The early republicans took great personal risks to speak their minds, and Paine in particular became a guiding spirit for later American radicals such as Walt Whitman, Robert Ingersoll, Emma Goldman and Eugene Debs. Abraham Lincoln’s law partner, William Herndon, claimed that Lincoln had written an essay defending the deism of Paine in 1835. Herndon also claimed that the manuscript was burned by Lincoln’s friend, Samuel Hill, to protect Lincoln’s political career. Thomas Edison admired Paine as a fellow inventor and free thinker, and stated, “I have always regarded Paine as one of the greatest of all Americans. Never have we had a sounder intelligence in this republic. … ”

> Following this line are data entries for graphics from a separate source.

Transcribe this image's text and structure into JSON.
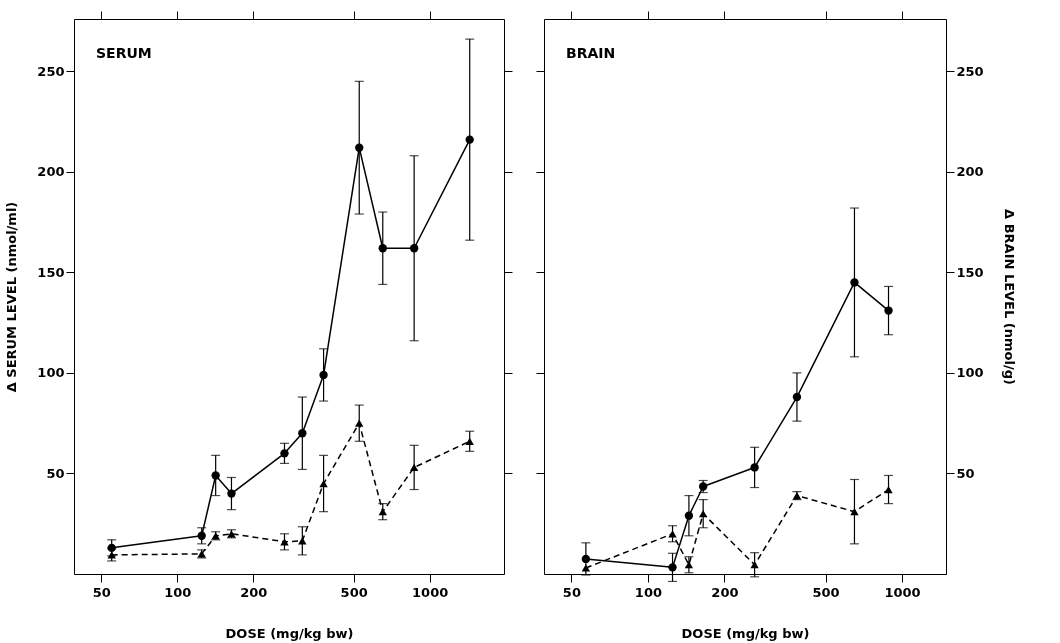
{
  "chart_data": [
    {
      "type": "line",
      "title": "SERUM",
      "xlabel": "DOSE (mg/kg bw)",
      "ylabel": "Δ SERUM LEVEL (nmol/ml)",
      "log": "x",
      "xlim": [
        39,
        1970
      ],
      "xticks": [
        50,
        100,
        200,
        500,
        1000
      ],
      "ylim": [
        0,
        276
      ],
      "yticks": [
        50,
        100,
        150,
        200,
        250
      ],
      "x": [
        55,
        125,
        142,
        164,
        266,
        313,
        380,
        526,
        652,
        868,
        1441
      ],
      "series": [
        {
          "color": "#000000",
          "marker": "circle",
          "line_style": "solid",
          "values": [
            13,
            19,
            49,
            40,
            60,
            70,
            99,
            212,
            162,
            162,
            216
          ],
          "errors": [
            4,
            4,
            10,
            8,
            5,
            18,
            13,
            33,
            18,
            46,
            50
          ]
        },
        {
          "color": "#000000",
          "marker": "triangle",
          "line_style": "dashed",
          "values": [
            9.5,
            10,
            19,
            20,
            16,
            16.5,
            45,
            75,
            31,
            53,
            66
          ],
          "errors": [
            3,
            2,
            2,
            2,
            4,
            7,
            14,
            9,
            4,
            11,
            5
          ]
        }
      ]
    },
    {
      "type": "line",
      "title": "BRAIN",
      "xlabel": "DOSE (mg/kg bw)",
      "y2label": "Δ BRAIN LEVEL (nmol/g)",
      "log": "x",
      "xlim": [
        39,
        1490
      ],
      "xticks": [
        50,
        100,
        200,
        500,
        1000
      ],
      "y2lim": [
        0,
        276
      ],
      "y2ticks": [
        50,
        100,
        150,
        200,
        250
      ],
      "x": [
        57,
        125,
        145,
        165,
        263,
        386,
        650,
        885
      ],
      "series": [
        {
          "color": "#000000",
          "marker": "circle",
          "line_style": "solid",
          "axis": "y2",
          "values": [
            7.5,
            3.3,
            29,
            43.5,
            53,
            88,
            145,
            131
          ],
          "errors": [
            8,
            7,
            10,
            3,
            10,
            12,
            37,
            12
          ]
        },
        {
          "color": "#000000",
          "marker": "triangle",
          "line_style": "dashed",
          "axis": "y2",
          "values": [
            3,
            20,
            4.6,
            30,
            4.6,
            39,
            31,
            42
          ],
          "errors": [
            null,
            4,
            4,
            7,
            6,
            2,
            16,
            7
          ]
        }
      ]
    }
  ]
}
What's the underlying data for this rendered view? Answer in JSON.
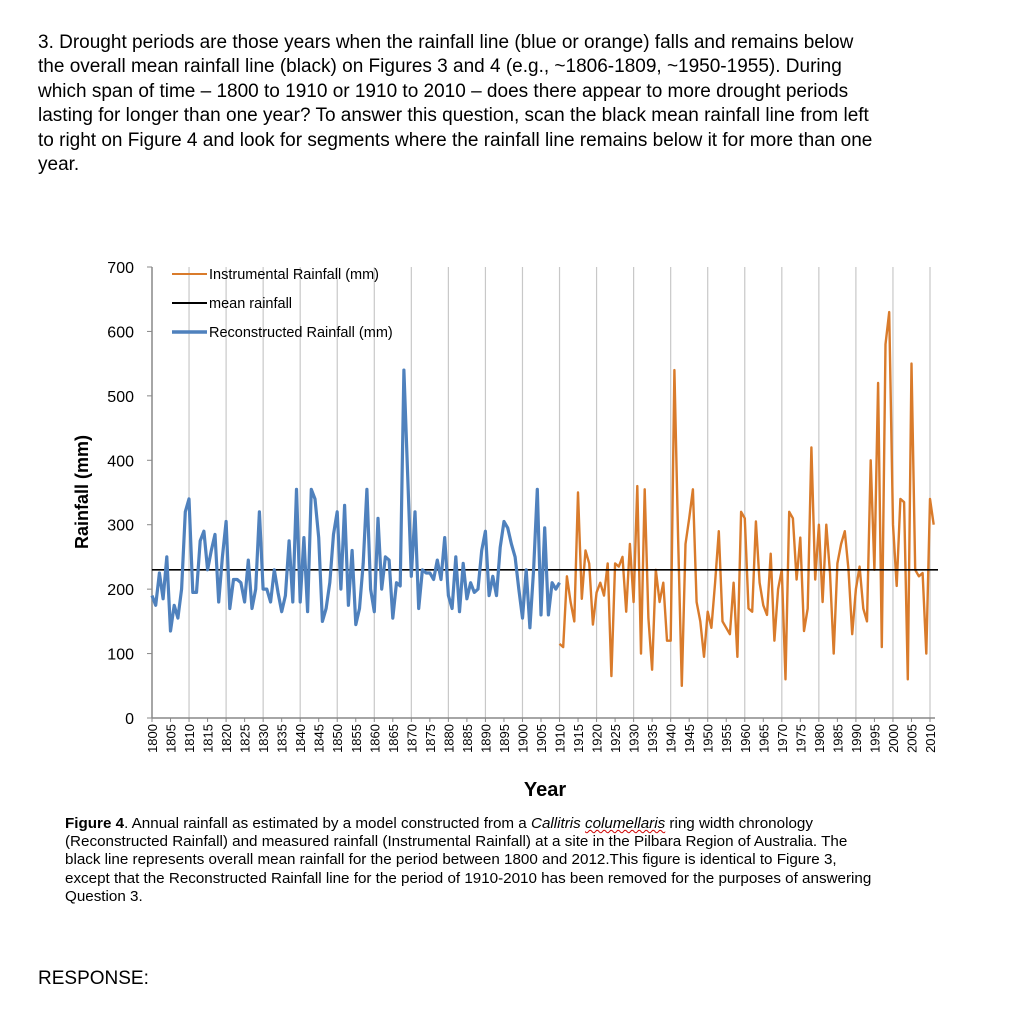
{
  "question": {
    "text": "3. Drought periods are those years when the rainfall line (blue or orange) falls and remains below the overall mean rainfall line (black) on Figures 3 and 4 (e.g., ~1806-1809, ~1950-1955). During which span of time – 1800 to 1910 or 1910 to 2010 – does there appear to more drought periods lasting for longer than one year? To answer this question, scan the black mean rainfall line from left to right on Figure 4 and look for segments where the rainfall line remains below it for more than one year."
  },
  "caption": {
    "label": "Figure 4",
    "text1": ". Annual rainfall as estimated by a model constructed from a ",
    "species": "Callitris",
    "species2": "columellaris",
    "text2": " ring width chronology (Reconstructed Rainfall) and measured rainfall (Instrumental Rainfall) at a site in the Pilbara Region of Australia. The black line represents overall mean rainfall for the period between 1800 and 2012.This figure is identical to Figure 3, except that the Reconstructed Rainfall line for the period of 1910-2010 has been removed for the purposes of answering Question 3."
  },
  "response_label": "RESPONSE:",
  "chart_data": {
    "type": "line",
    "xlabel": "Year",
    "ylabel": "Rainfall (mm)",
    "ylim": [
      0,
      700
    ],
    "yticks": [
      0,
      100,
      200,
      300,
      400,
      500,
      600,
      700
    ],
    "xlim": [
      1800,
      2011
    ],
    "xticks": [
      1800,
      1805,
      1810,
      1815,
      1820,
      1825,
      1830,
      1835,
      1840,
      1845,
      1850,
      1855,
      1860,
      1865,
      1870,
      1875,
      1880,
      1885,
      1890,
      1895,
      1900,
      1905,
      1910,
      1915,
      1920,
      1925,
      1930,
      1935,
      1940,
      1945,
      1950,
      1955,
      1960,
      1965,
      1970,
      1975,
      1980,
      1985,
      1990,
      1995,
      2000,
      2005,
      2010
    ],
    "grid": "vertical",
    "legend_placement": "top-left",
    "series": [
      {
        "name": "Instrumental Rainfall (mm)",
        "color": "#d97b2b",
        "start_year": 1910,
        "values": [
          115,
          110,
          220,
          180,
          150,
          350,
          185,
          260,
          240,
          145,
          195,
          210,
          190,
          240,
          65,
          240,
          235,
          250,
          165,
          270,
          180,
          360,
          100,
          355,
          155,
          75,
          230,
          180,
          210,
          120,
          120,
          540,
          280,
          50,
          270,
          310,
          355,
          180,
          150,
          95,
          165,
          140,
          210,
          290,
          150,
          140,
          130,
          210,
          95,
          320,
          310,
          170,
          165,
          305,
          210,
          175,
          160,
          255,
          120,
          200,
          230,
          60,
          320,
          310,
          215,
          280,
          135,
          170,
          420,
          215,
          300,
          180,
          300,
          225,
          100,
          240,
          270,
          290,
          230,
          130,
          200,
          235,
          170,
          150,
          400,
          230,
          520,
          110,
          580,
          630,
          300,
          205,
          340,
          335,
          60,
          550,
          230,
          220,
          225,
          100,
          340,
          300
        ]
      },
      {
        "name": "mean rainfall",
        "color": "#000000",
        "constant": 230
      },
      {
        "name": "Reconstructed Rainfall (mm)",
        "color": "#4f81bd",
        "start_year": 1800,
        "values": [
          190,
          175,
          225,
          185,
          250,
          135,
          175,
          155,
          200,
          320,
          340,
          195,
          195,
          275,
          290,
          230,
          260,
          285,
          180,
          250,
          305,
          170,
          215,
          215,
          210,
          180,
          245,
          170,
          200,
          320,
          200,
          200,
          180,
          230,
          195,
          165,
          190,
          275,
          180,
          355,
          180,
          280,
          165,
          355,
          340,
          280,
          150,
          170,
          210,
          285,
          320,
          200,
          330,
          175,
          260,
          145,
          170,
          240,
          355,
          200,
          165,
          310,
          200,
          250,
          245,
          155,
          210,
          205,
          540,
          380,
          220,
          320,
          170,
          230,
          225,
          225,
          215,
          245,
          215,
          280,
          190,
          170,
          250,
          165,
          240,
          185,
          210,
          195,
          200,
          260,
          290,
          190,
          220,
          190,
          265,
          305,
          295,
          270,
          250,
          200,
          155,
          230,
          140,
          230,
          355,
          160,
          295,
          160,
          210,
          200,
          210
        ]
      }
    ]
  }
}
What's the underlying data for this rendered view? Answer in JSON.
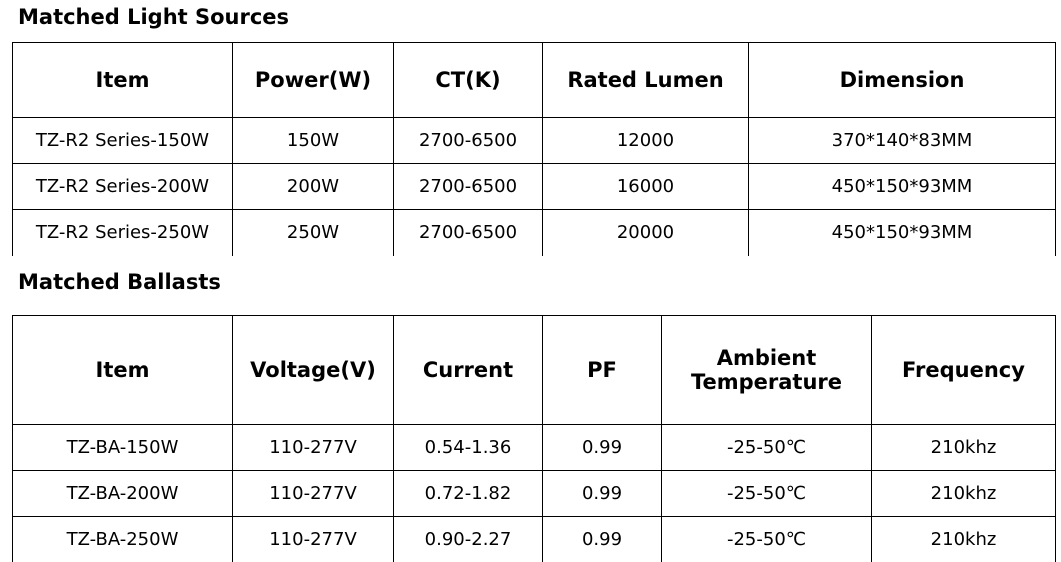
{
  "sections": [
    {
      "title": "Matched Light Sources",
      "table": {
        "header": [
          "Item",
          "Power(W)",
          "CT(K)",
          "Rated Lumen",
          "Dimension"
        ],
        "rows": [
          [
            "TZ-R2 Series-150W",
            "150W",
            "2700-6500",
            "12000",
            "370*140*83MM"
          ],
          [
            "TZ-R2 Series-200W",
            "200W",
            "2700-6500",
            "16000",
            "450*150*93MM"
          ],
          [
            "TZ-R2 Series-250W",
            "250W",
            "2700-6500",
            "20000",
            "450*150*93MM"
          ]
        ]
      }
    },
    {
      "title": "Matched Ballasts",
      "table": {
        "header": [
          "Item",
          "Voltage(V)",
          "Current",
          "PF",
          "Ambient Temperature",
          "Frequency"
        ],
        "rows": [
          [
            "TZ-BA-150W",
            "110-277V",
            "0.54-1.36",
            "0.99",
            "-25-50℃",
            "210khz"
          ],
          [
            "TZ-BA-200W",
            "110-277V",
            "0.72-1.82",
            "0.99",
            "-25-50℃",
            "210khz"
          ],
          [
            "TZ-BA-250W",
            "110-277V",
            "0.90-2.27",
            "0.99",
            "-25-50℃",
            "210khz"
          ]
        ]
      }
    }
  ]
}
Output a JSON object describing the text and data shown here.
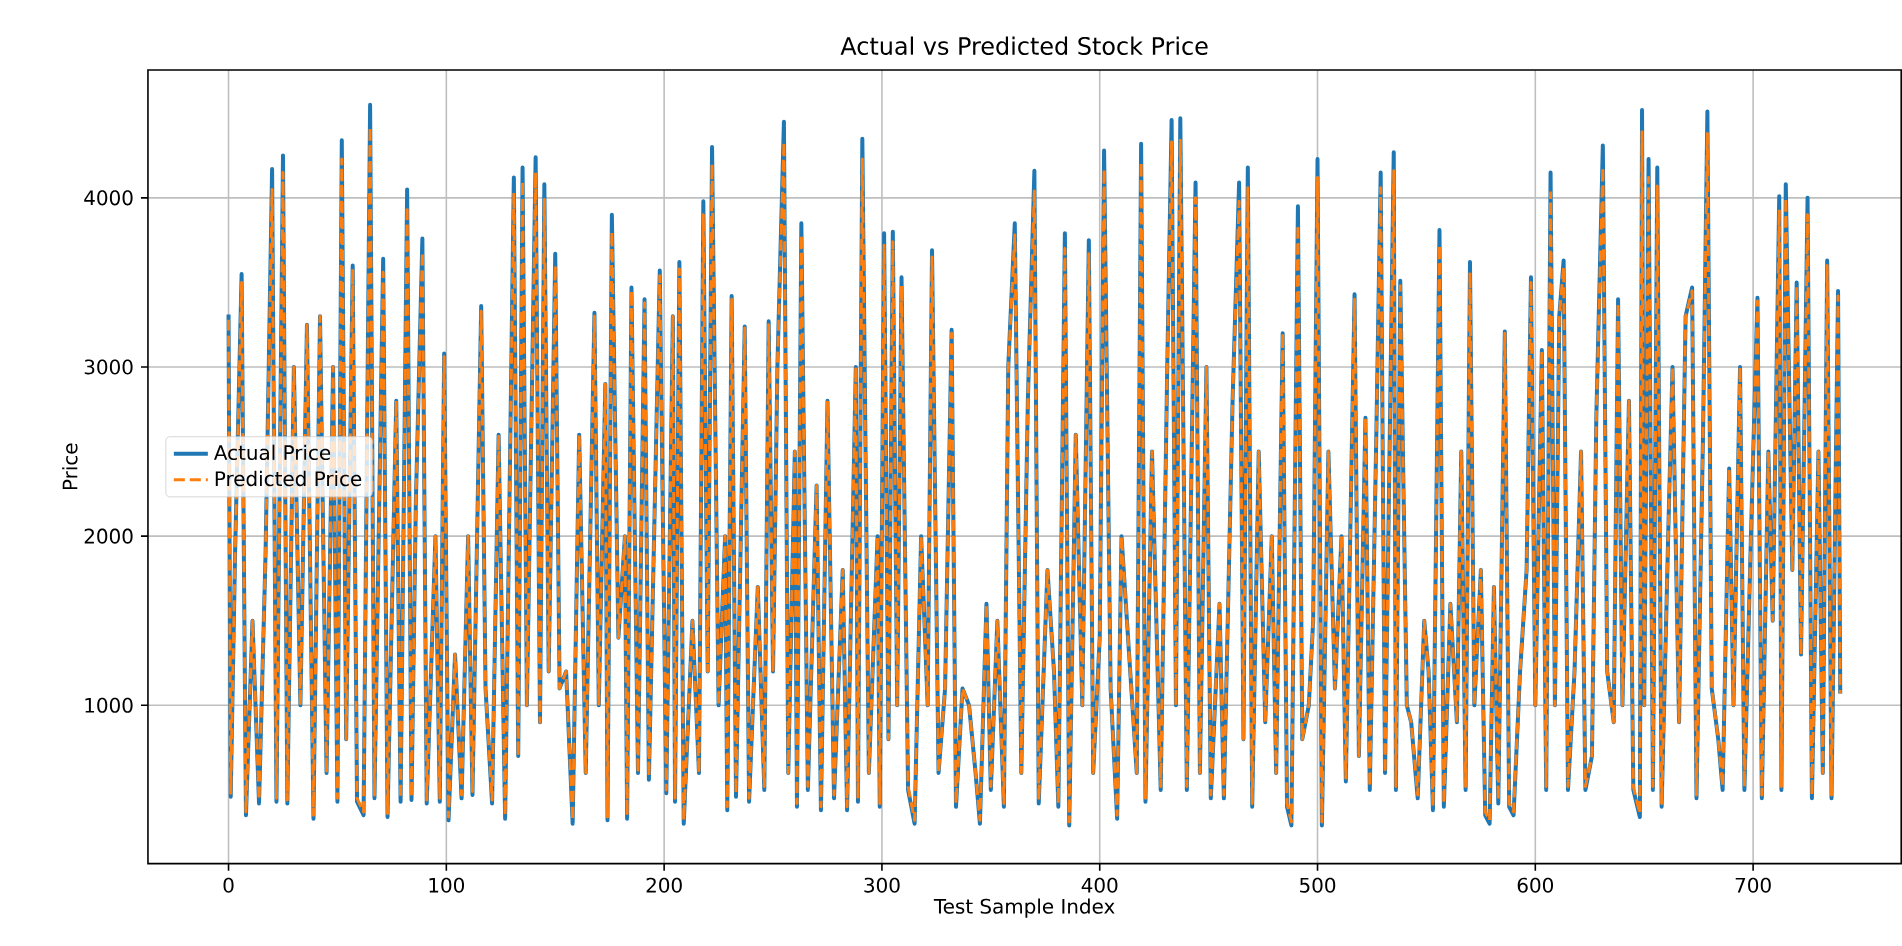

Big round anniversary numbers often roll the dead back to life, and the 200th anniversary of Paine’s death has brought him a new round of public honors, a revival of interest among scholars, and a recent discussion of his life and work on PBS’ “Bill Moyers Journal.” In the late 18th and early 19th centuries, the writings of Paine generated a kind of solar energy among republicans throughout the Americas and throughout Europe. Yet his reputation also suffered a lunar fortune, waxing whenever people searched the past for present inspiration, and waning whenever people accepted the propaganda about the godless and bloodthirsty Jacobin. Even in his own country and lifetime, Paine’s fame gave way to infamy and finally to mere forgetting.